10. Such other factors as the court deems necessary and proper to the determination.

The parent seeking to move bears the burden of proving the relocation will not substantially impair the relationship between the children and the non-moving party.

Here, wife’s evidence proved that husband exhibited little or no interest in spending time with the kids until he learned that wife was keeping a detailed log of his behavior towards the children and was planning to file for divorce. A prior case held that where the trial court found that prior to the parties’ separation “husband had abdicated to a great extent his parental duties,” the court found that “holding husband’s prior history of parental disinterest” was a proper factor for consideration. The Court found that the husband’s involvement in things like home schooling was only recent. The wife was the main caregiver. The trial court provided a detailed visitation schedule for husband (4 weeks in the summer in Virginia) and ordered wife to pay for the travel. The court found that wife would have more time with the kids due to the reduced commuting time in Wisconsin compared to Virginia. The cost of living was less in Wisconsin. She could earn more money in Wisconsin. Wife’s extended family resided in Wisconsin. The kids, ages 4 and 6, has not developed ties to friends and places (school, church) in Virginia such that a move would uproot them. They had made prior visits to Wisconsin so that it would not be unfamiliar to them. They would have a smaller community for wife’s work, the kids schooling, private school (which both parents wanted and would be affordable in Wisconsin but not in Virginia), their family ties in Wisconsin far exceeded the ties in Virginia, where other than the husband, they had only paternal grandparents with whom they were not that close.

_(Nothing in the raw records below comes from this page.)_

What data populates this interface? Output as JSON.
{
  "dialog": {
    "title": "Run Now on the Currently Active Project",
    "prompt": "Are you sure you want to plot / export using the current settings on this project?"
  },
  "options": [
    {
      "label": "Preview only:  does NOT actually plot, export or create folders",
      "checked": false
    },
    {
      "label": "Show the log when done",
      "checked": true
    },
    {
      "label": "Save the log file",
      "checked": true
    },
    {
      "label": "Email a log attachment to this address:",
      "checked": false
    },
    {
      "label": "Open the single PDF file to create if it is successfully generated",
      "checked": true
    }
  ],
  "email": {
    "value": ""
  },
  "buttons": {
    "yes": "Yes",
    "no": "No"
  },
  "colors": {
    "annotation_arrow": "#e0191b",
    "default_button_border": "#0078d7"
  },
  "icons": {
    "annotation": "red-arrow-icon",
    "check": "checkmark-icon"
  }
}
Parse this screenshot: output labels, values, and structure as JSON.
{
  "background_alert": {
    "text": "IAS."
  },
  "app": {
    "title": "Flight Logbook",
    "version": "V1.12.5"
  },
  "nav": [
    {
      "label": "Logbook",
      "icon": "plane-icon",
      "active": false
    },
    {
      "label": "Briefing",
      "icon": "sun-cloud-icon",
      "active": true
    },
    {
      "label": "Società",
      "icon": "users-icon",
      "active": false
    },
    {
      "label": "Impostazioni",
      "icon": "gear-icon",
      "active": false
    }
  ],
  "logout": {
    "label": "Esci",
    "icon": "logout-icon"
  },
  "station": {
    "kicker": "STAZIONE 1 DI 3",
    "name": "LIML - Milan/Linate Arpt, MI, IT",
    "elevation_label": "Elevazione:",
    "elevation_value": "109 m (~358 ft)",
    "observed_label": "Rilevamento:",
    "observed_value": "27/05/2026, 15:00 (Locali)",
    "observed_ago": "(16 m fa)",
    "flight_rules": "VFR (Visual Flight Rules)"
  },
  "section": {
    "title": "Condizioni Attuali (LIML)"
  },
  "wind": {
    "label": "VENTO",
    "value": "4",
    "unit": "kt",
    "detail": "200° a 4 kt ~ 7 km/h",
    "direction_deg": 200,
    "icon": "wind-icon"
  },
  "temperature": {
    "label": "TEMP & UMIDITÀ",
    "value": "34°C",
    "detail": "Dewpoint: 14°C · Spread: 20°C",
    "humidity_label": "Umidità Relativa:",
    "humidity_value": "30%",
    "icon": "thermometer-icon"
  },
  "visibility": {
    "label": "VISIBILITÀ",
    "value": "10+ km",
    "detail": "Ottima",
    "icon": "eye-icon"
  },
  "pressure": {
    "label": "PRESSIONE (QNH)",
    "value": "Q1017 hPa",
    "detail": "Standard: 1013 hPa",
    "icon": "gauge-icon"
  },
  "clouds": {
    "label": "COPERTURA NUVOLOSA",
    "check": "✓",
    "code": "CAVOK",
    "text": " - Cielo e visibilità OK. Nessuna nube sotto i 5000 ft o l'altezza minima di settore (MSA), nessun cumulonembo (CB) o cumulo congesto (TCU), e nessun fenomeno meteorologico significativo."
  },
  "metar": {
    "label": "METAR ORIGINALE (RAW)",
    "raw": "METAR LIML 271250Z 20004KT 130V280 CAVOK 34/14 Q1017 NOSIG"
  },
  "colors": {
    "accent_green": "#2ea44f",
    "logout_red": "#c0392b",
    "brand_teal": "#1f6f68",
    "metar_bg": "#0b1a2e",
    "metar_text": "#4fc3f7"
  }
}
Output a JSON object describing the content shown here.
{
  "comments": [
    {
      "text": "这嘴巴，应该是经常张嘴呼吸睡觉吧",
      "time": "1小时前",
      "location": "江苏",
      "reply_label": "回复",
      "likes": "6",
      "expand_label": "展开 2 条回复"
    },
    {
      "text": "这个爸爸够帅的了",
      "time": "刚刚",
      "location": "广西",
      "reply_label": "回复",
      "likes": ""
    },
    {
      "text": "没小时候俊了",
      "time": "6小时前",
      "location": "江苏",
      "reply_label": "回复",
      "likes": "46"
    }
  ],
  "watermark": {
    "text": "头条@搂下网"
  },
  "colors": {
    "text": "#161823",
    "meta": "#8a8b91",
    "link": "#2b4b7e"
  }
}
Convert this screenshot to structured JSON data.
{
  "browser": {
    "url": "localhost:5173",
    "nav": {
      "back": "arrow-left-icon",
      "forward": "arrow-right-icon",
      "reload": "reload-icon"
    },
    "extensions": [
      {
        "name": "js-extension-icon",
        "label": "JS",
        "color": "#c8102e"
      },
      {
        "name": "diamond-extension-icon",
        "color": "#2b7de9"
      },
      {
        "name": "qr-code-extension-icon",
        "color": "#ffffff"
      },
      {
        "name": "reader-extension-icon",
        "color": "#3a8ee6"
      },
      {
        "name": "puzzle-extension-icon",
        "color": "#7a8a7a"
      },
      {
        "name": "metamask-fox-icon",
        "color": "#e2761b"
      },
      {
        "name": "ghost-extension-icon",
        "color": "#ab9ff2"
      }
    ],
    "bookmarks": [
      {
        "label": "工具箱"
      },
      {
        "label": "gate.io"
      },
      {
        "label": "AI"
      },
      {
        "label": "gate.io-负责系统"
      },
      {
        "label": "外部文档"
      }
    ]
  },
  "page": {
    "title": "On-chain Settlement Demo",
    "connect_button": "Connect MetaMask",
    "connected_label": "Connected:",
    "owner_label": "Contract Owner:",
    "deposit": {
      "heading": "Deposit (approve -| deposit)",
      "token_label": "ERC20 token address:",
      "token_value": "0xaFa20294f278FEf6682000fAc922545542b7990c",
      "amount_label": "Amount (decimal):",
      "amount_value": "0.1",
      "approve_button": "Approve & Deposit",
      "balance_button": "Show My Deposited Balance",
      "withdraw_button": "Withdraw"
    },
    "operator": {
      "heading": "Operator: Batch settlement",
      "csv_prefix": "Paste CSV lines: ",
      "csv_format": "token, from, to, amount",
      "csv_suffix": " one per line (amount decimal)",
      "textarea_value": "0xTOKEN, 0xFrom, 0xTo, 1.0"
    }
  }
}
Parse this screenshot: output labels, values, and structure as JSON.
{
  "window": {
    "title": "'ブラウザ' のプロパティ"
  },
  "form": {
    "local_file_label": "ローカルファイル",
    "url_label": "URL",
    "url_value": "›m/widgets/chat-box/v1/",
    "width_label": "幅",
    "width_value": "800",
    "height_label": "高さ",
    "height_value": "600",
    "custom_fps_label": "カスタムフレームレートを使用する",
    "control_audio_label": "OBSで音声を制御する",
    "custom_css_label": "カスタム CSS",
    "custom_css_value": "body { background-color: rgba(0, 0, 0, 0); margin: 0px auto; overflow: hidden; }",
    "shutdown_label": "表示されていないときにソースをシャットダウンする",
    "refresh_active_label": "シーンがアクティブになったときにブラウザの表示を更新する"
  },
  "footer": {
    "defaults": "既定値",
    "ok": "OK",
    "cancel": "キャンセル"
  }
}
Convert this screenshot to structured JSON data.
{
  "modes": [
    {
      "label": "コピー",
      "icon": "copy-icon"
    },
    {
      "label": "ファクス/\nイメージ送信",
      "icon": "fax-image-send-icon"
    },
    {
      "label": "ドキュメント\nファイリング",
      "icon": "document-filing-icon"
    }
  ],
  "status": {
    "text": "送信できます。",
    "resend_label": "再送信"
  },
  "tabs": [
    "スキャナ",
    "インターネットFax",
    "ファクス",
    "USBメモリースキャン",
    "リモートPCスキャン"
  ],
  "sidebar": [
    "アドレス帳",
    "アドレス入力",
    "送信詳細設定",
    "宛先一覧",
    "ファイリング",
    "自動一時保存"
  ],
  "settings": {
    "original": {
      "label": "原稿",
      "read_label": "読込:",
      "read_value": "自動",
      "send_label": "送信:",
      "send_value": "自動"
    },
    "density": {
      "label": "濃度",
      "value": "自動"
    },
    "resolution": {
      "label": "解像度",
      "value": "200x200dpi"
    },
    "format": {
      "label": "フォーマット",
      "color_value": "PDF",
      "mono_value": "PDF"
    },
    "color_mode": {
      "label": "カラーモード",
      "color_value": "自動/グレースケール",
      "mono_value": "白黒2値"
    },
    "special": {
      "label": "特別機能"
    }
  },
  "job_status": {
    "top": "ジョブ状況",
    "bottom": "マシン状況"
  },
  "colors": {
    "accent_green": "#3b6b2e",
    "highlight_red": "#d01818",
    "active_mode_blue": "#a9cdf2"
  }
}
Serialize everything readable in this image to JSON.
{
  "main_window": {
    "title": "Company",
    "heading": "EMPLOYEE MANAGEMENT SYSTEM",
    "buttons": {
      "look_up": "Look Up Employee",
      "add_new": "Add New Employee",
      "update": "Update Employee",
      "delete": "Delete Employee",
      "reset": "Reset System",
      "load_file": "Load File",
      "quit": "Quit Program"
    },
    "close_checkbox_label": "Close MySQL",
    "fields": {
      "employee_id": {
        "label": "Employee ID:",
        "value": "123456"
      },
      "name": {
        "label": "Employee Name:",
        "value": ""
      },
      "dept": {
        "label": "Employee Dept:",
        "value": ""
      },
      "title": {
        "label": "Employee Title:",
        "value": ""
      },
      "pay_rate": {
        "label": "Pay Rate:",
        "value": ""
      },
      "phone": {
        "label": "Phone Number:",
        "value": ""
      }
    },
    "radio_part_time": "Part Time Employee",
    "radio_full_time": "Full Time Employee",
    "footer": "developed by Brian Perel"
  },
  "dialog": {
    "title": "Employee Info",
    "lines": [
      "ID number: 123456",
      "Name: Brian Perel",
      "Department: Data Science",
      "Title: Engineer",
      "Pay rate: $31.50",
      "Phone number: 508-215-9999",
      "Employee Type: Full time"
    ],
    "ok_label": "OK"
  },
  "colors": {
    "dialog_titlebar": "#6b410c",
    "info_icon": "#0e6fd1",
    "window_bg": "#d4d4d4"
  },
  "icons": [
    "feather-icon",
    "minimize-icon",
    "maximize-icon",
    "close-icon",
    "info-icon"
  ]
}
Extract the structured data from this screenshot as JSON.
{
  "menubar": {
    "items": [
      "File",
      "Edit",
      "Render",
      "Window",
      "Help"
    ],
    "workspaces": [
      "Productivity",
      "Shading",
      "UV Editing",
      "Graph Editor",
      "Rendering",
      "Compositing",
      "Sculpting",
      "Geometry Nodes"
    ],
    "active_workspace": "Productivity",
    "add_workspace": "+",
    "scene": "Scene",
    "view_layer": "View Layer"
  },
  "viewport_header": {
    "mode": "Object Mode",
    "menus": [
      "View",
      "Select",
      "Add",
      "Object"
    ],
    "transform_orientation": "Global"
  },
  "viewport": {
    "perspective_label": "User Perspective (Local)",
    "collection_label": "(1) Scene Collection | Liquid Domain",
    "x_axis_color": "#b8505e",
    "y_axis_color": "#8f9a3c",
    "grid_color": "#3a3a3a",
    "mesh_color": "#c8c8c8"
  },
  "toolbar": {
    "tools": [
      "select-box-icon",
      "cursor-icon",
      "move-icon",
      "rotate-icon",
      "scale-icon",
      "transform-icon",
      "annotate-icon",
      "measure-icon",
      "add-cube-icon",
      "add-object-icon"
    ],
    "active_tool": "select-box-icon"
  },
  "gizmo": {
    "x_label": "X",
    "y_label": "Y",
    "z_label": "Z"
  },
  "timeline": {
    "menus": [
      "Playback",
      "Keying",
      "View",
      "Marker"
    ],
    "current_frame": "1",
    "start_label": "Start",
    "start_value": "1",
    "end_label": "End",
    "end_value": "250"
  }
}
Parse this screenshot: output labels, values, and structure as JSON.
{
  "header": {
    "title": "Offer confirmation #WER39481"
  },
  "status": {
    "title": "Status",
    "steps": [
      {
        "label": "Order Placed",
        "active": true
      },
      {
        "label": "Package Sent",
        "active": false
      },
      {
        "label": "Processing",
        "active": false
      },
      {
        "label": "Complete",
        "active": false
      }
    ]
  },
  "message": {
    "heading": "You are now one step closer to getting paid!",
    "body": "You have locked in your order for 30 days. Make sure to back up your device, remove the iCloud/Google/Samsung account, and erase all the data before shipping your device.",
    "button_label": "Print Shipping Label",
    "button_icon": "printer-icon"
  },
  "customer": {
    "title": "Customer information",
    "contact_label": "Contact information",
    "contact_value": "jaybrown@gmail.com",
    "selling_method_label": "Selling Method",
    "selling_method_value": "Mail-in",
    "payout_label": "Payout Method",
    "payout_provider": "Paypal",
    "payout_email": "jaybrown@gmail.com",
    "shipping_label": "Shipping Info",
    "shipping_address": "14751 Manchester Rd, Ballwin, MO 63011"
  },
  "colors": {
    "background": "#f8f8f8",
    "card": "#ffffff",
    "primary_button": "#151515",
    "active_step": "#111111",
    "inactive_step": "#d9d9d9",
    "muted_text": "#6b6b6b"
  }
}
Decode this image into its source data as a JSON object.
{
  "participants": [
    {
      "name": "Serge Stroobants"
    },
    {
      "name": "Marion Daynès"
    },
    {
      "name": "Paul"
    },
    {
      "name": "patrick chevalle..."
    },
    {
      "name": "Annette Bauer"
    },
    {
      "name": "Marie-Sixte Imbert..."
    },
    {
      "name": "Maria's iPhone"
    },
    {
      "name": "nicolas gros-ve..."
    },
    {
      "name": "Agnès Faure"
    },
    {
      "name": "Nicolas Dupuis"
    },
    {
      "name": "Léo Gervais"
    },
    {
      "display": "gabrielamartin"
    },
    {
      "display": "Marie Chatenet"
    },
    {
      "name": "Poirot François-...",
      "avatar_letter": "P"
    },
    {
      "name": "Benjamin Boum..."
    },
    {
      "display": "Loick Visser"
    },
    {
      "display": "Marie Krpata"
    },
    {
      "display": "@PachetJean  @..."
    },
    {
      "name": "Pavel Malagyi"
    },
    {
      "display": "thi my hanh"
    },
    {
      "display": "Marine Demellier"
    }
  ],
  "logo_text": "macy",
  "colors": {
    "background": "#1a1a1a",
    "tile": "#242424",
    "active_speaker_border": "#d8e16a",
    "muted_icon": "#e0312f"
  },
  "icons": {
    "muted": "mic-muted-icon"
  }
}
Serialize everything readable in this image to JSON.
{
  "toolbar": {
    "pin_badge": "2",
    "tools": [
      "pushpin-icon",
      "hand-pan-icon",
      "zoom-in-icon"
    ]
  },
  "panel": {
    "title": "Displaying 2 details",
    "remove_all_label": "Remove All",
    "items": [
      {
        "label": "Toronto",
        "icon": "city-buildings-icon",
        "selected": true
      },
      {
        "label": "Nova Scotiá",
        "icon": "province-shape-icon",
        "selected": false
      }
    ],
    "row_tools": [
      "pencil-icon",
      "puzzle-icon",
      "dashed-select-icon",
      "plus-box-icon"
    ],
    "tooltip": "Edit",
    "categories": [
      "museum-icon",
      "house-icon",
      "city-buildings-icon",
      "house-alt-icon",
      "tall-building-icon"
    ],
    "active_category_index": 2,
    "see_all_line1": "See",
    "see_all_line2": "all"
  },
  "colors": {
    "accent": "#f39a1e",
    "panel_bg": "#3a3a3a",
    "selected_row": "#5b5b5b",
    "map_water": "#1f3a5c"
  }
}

The decision to permit relocation is dependent on the facts of each case.

In Judd, the court focused on wife’s primary caretaking role, father’s lack of child involvement until recently, wife’s extended family living in Wisconsin, wife having more time with the kids and less time away from them commuting, the children’s young ages and lack of longstanding ties to Virginia, and the amount of visitation the husband was granted in the summer.